Why did I choose it every goddamn time?
The answer was simple, because I really was worthless, but if it was gonna be her or me, do you know who I’d choose? Self preservation was a special kind of curse and it had won in glory-less victory every time. My foot eased into a touch to the breaks and I took the revolver in my hand. Its potential, its emancipating beauty radiating in the setting California sun. I could see my blurred hand in the stainless steel reflection of the thing. Funny, it looked just like the mirror when it was sprayed with mist.
Yes, I sure thought about it. Every fucking day, but never again.
III
Miles and miles of dark pavement sprawled behind me, I looked, for the first time, in a long time, at the trees and unfurling road before me.

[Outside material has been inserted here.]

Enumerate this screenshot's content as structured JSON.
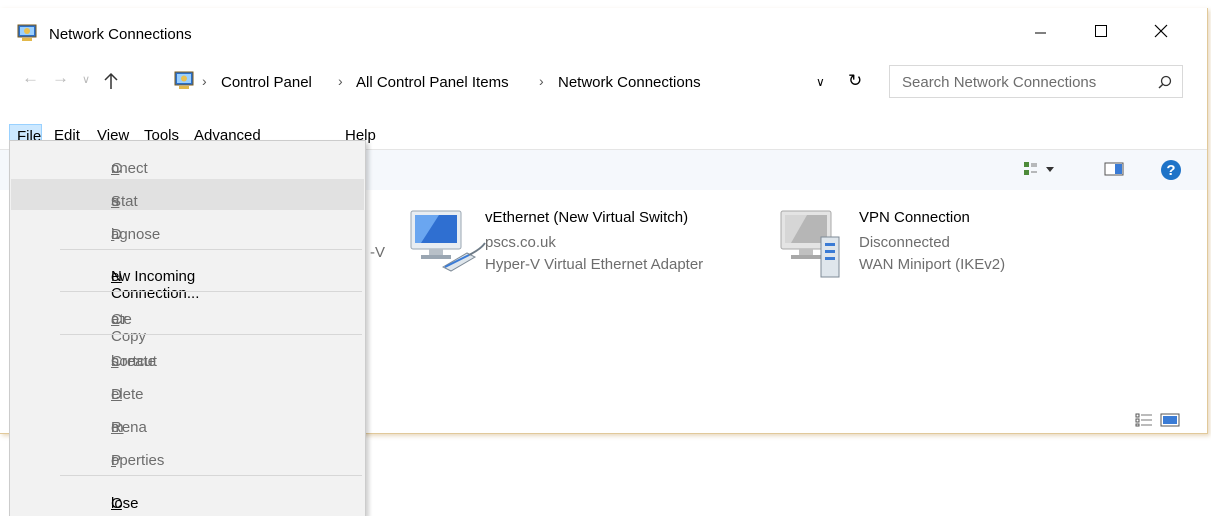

It had been over a day and I still hadn’t taken my meds, Hell, I hadn’t even slept, but insomniacs like me thrive in the sort of element that deprives them not of sleepless hours, but of days. It was the first time in a long time, that I felt excitement thrill my body instead of fear. The first time ever, I’d gone this far for a woman. Ha!
Still, the delivery wouldn’t exactly be roses, now would it? All the mirrors in my car angled behind me, never settling on my face, but choosing random stray bits of my features to reshape with a slight curve. My car drove with a lovely hum, she was silver and had taken me all the way here. The only girl I still loved was this baby, but after this, I can’t be sure I’d be driving her for a while. This was fine, she wasn’t destined for commutes anyway.
The sun rose again on the tree-laden horizon and I felt my face crack with a smile in return to its warmth. I passed a road sign which read, “Welcome to New York” and just underneath it, a deer had fallen in the face of car or truck likely going eighty miles per hour. It never made it to the other side, but it had died trying. I felt the crunch of bone and gore splatter on my car’s undercarriage as I drove over it with two thuds.
Maybe after this, finally, I’d get a good night’s sleep.
[/spoiler]
[spoiler]Not sure I want to end it there but it feels like his intent was pretty finalized, though I don't imagine it happening like the story might lead the reader to believe. Overall, surprised about how well I feel it turned out. I usually go overboard on short stories. What do you think?